Cook sent the letter a day later Appeared on Capitol Hill And met with legislators.

“We acknowledge that there are pending issues to be resolved, but parts of the agreement appear to be more than differences,” Cook said in a letter to CNBC. “We are writing to give your drafts considerable protection to consumers and to give our strong support to achieve this shared goal.”

Apple has long established itself as the most privacy-centric company among its technological counterparts, and Cook continues to address this issue in talks and meetings. Apple claims that its commitment to privacy is deeply valued by its employees, and often calls the phrase “privacy a fundamental human right.”

This is also the strategy for Apple’s hardware business. The law, which regulates how much data companies collect or process on Apple’s current privacy features, can also give Apple a start against competitors who have to rebuild their systems by the law.

The Senate, meanwhile, is preparing to discuss a separate bill called Apple Opposes. That law focuses on distrust and compels Apple to allow users to install software from the Internet. Compromise on iPhone security.

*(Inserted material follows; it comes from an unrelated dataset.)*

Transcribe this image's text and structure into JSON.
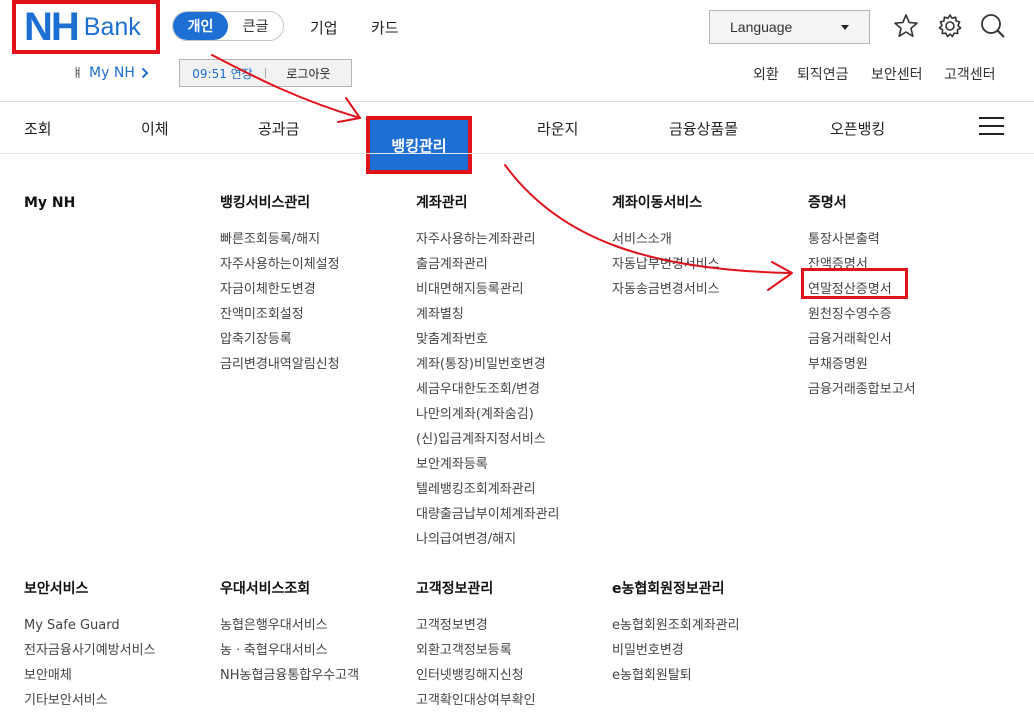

Some draft versions of the Privacy Act, U.S. Data Privacy and Security Act, are Currently being considered by Congress.

The bill would give consumers the protection and rights to control how their data is used online, and reduce the amount of data that companies collect from their users.

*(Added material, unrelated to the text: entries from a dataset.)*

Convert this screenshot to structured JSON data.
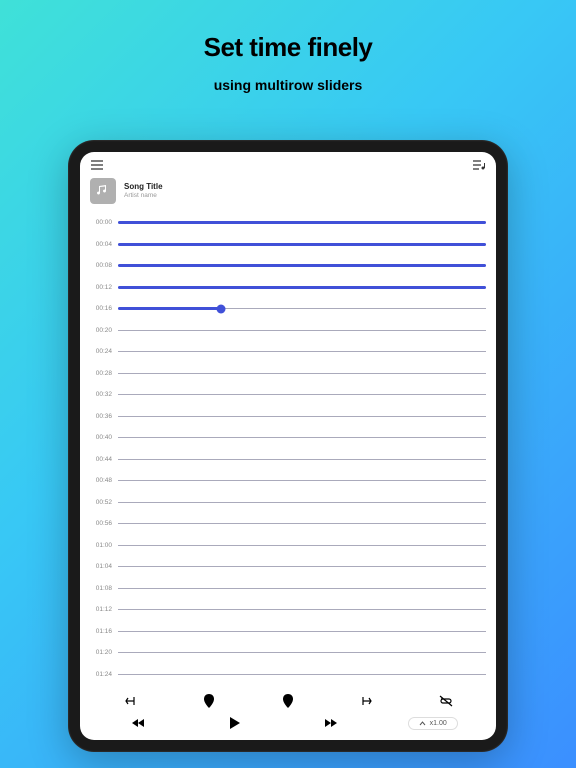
{
  "hero": {
    "title": "Set time finely",
    "subtitle": "using multirow sliders"
  },
  "song": {
    "title": "Song Title",
    "artist": "Artist name"
  },
  "rows": {
    "labels": [
      "00:00",
      "00:04",
      "00:08",
      "00:12",
      "00:16",
      "00:20",
      "00:24",
      "00:28",
      "00:32",
      "00:36",
      "00:40",
      "00:44",
      "00:48",
      "00:52",
      "00:56",
      "01:00",
      "01:04",
      "01:08",
      "01:12",
      "01:16",
      "01:20",
      "01:24"
    ],
    "full_rows": 4,
    "partial_fill_pct": 28
  },
  "playback": {
    "speed_label": "x1.00"
  },
  "colors": {
    "accent": "#4050d8"
  }
}
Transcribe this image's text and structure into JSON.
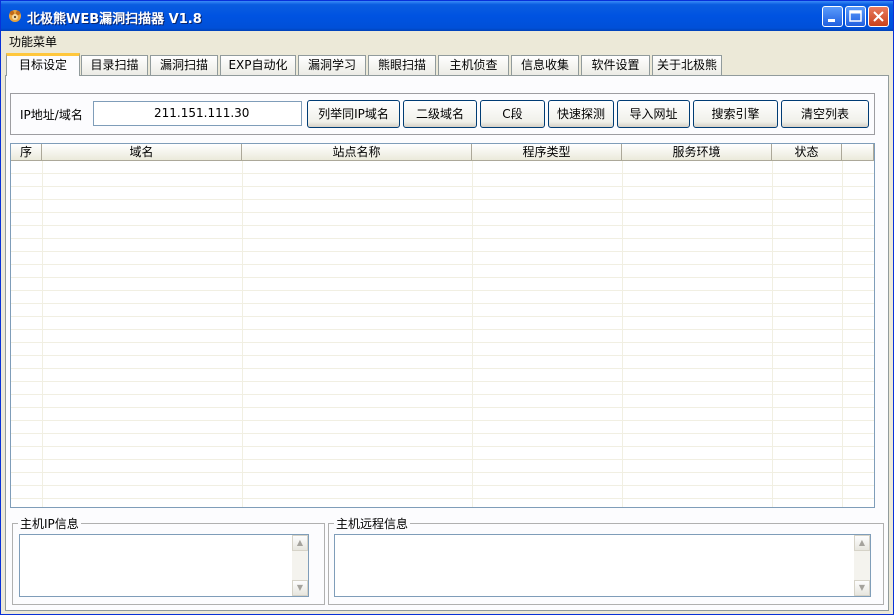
{
  "window": {
    "title": "北极熊WEB漏洞扫描器 V1.8",
    "accent": "#0054e3"
  },
  "menu": {
    "items": [
      "功能菜单"
    ]
  },
  "tabs": [
    {
      "label": "目标设定",
      "active": true
    },
    {
      "label": "目录扫描"
    },
    {
      "label": "漏洞扫描"
    },
    {
      "label": "EXP自动化"
    },
    {
      "label": "漏洞学习"
    },
    {
      "label": "熊眼扫描"
    },
    {
      "label": "主机侦查"
    },
    {
      "label": "信息收集"
    },
    {
      "label": "软件设置"
    },
    {
      "label": "关于北极熊"
    }
  ],
  "target": {
    "ip_label": "IP地址/域名",
    "ip_value": "211.151.111.30",
    "buttons": [
      "列举同IP域名",
      "二级域名",
      "C段",
      "快速探测",
      "导入网址",
      "搜索引擎",
      "清空列表"
    ]
  },
  "grid": {
    "columns": [
      "序",
      "域名",
      "站点名称",
      "程序类型",
      "服务环境",
      "状态"
    ],
    "rows": []
  },
  "panels": {
    "host_ip_label": "主机IP信息",
    "host_remote_label": "主机远程信息"
  }
}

Whether this bill will create exceptions for existing states, such as the California Consumer Privacy Act, is a matter of debate.

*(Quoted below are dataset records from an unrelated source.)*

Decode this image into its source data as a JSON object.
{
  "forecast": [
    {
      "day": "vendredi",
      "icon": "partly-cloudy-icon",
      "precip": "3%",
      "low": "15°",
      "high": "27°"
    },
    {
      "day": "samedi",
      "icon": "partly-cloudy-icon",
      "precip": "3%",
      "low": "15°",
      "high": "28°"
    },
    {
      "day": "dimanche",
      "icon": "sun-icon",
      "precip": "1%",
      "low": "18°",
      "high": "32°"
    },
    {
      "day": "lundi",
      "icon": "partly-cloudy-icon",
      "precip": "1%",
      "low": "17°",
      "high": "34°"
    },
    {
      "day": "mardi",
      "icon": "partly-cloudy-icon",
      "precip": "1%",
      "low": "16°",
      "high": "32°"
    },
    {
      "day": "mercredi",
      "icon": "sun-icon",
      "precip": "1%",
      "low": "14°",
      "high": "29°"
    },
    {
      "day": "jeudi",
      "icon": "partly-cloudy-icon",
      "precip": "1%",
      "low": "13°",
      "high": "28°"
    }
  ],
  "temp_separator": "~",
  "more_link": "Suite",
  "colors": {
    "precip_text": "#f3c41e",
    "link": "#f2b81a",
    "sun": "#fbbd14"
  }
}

Another issue that business groups have in law involves the right of individuals to prosecute violations. The US Chamber of Commerce opposes the bill. “Unable to work“After pressing Congress before enacting federal privacy rules to prevent the cohesiveness of state laws.

Apple has taken a different stance, stating that any concern about implementation details is greater than its support for federal privacy law. Cook said in a tweet last week that Apple supports the “Possible Privacy Bill”.

“We urge you to present a comprehensive Privacy Act as soon as possible, and we look forward to assisting in this process in the days to come,” Cook said in the letter.